Interestingly, the taxpayer provided representations that Foreign Parent had no E&P and that no holder of Foreign Parent’s stock had a positive “all earnings and profits” amount under Treas. Reg. § 1.367(b)-2.

This is important because, in an inbound asset reorganization such as the inbound F reorganization of Foreign Parent into U.S. Sub, U.S. shareholders of the exchanging corporation suffer a “toll charge” that takes one of two forms. U.S. shareholders that are “United States shareholders” under § 951(b) (generally 10% or greater) receive a deemed dividend of their share of untaxed E&P. U.S. persons who are not such United States shareholders generally recognize gain but may elect deemed dividend treatment. See Treas. Reg. § 1.367(b)-3(c).

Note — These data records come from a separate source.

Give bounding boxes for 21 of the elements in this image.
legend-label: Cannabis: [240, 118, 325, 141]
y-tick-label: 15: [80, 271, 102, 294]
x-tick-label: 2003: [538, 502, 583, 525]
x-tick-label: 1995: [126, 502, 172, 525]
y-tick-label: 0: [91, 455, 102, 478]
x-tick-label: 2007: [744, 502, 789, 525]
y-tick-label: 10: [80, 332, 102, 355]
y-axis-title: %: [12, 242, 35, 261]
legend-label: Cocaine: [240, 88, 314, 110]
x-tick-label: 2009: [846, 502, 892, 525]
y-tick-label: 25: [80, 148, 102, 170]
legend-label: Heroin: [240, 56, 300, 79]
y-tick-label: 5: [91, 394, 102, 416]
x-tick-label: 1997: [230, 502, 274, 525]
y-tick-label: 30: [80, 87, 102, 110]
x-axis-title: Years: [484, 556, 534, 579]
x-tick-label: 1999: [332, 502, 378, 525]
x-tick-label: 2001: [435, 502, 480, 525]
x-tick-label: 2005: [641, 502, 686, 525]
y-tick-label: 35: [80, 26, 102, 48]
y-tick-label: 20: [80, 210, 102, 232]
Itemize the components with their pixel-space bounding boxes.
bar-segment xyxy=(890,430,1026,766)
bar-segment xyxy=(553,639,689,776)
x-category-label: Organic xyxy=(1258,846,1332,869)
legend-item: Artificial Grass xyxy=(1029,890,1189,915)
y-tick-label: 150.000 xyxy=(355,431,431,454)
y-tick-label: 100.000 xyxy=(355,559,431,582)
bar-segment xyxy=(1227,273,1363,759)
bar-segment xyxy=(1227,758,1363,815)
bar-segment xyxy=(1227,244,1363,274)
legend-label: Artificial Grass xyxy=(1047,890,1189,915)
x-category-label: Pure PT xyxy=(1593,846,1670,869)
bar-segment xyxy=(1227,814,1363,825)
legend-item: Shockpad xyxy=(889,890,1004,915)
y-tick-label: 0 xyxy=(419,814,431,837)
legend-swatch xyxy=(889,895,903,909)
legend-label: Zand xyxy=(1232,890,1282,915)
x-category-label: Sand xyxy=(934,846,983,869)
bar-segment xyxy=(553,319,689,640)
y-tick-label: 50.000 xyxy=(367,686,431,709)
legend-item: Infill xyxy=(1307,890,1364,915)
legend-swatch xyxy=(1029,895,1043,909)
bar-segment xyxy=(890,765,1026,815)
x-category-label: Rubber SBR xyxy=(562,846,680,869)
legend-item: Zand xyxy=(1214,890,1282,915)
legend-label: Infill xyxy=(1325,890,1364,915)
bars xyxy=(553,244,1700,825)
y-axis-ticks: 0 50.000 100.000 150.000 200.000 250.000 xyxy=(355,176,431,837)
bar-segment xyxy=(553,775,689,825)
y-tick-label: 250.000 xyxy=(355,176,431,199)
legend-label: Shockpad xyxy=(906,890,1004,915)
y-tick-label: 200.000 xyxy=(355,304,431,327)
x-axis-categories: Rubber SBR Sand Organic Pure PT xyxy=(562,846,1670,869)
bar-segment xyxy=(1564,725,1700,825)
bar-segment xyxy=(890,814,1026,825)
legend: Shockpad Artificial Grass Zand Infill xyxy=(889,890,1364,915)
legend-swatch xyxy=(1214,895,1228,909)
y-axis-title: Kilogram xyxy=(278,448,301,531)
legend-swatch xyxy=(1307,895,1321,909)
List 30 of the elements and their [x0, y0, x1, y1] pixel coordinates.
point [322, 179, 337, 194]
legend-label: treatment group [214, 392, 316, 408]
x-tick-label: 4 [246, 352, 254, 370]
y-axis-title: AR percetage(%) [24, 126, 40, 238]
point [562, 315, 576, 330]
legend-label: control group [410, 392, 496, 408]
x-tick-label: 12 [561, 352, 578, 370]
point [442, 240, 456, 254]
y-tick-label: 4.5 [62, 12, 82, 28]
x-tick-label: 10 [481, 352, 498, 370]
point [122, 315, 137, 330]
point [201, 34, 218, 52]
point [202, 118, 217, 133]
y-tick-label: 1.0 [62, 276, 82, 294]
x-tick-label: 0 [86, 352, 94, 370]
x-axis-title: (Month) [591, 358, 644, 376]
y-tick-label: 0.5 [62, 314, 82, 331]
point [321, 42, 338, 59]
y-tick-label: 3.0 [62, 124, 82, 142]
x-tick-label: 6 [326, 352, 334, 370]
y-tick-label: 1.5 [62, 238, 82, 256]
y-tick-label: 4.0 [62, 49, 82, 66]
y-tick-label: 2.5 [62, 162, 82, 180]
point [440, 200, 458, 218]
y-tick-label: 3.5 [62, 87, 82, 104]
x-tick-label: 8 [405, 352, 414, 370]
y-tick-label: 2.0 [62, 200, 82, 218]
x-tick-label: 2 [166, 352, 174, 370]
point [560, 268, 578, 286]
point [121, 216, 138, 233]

The PLR’s transaction sequence involved a two-step reorganization under a U.S. Sub of Foreign Parent, rather than a domestication into Foreign Parent. Had Foreign Parent been reorganized into a DRE held directly by New U.S. Parent, Foreign Parent’s shareholders would have been exchanging shareholders under the § 367(b) regulations. In the PLR’s structure, by contrast, the inbound F reorganization happened after Foreign Parent’s public shareholders had already completed their § 351 exchange. Seemingly, in this situation, New U.S. Parent would be the exchanging shareholder for § 367(b) purposes. The PLR did not, however, rule on this issue and as noted above the taxpayer represented that Foreign Parent did not have positive E&P.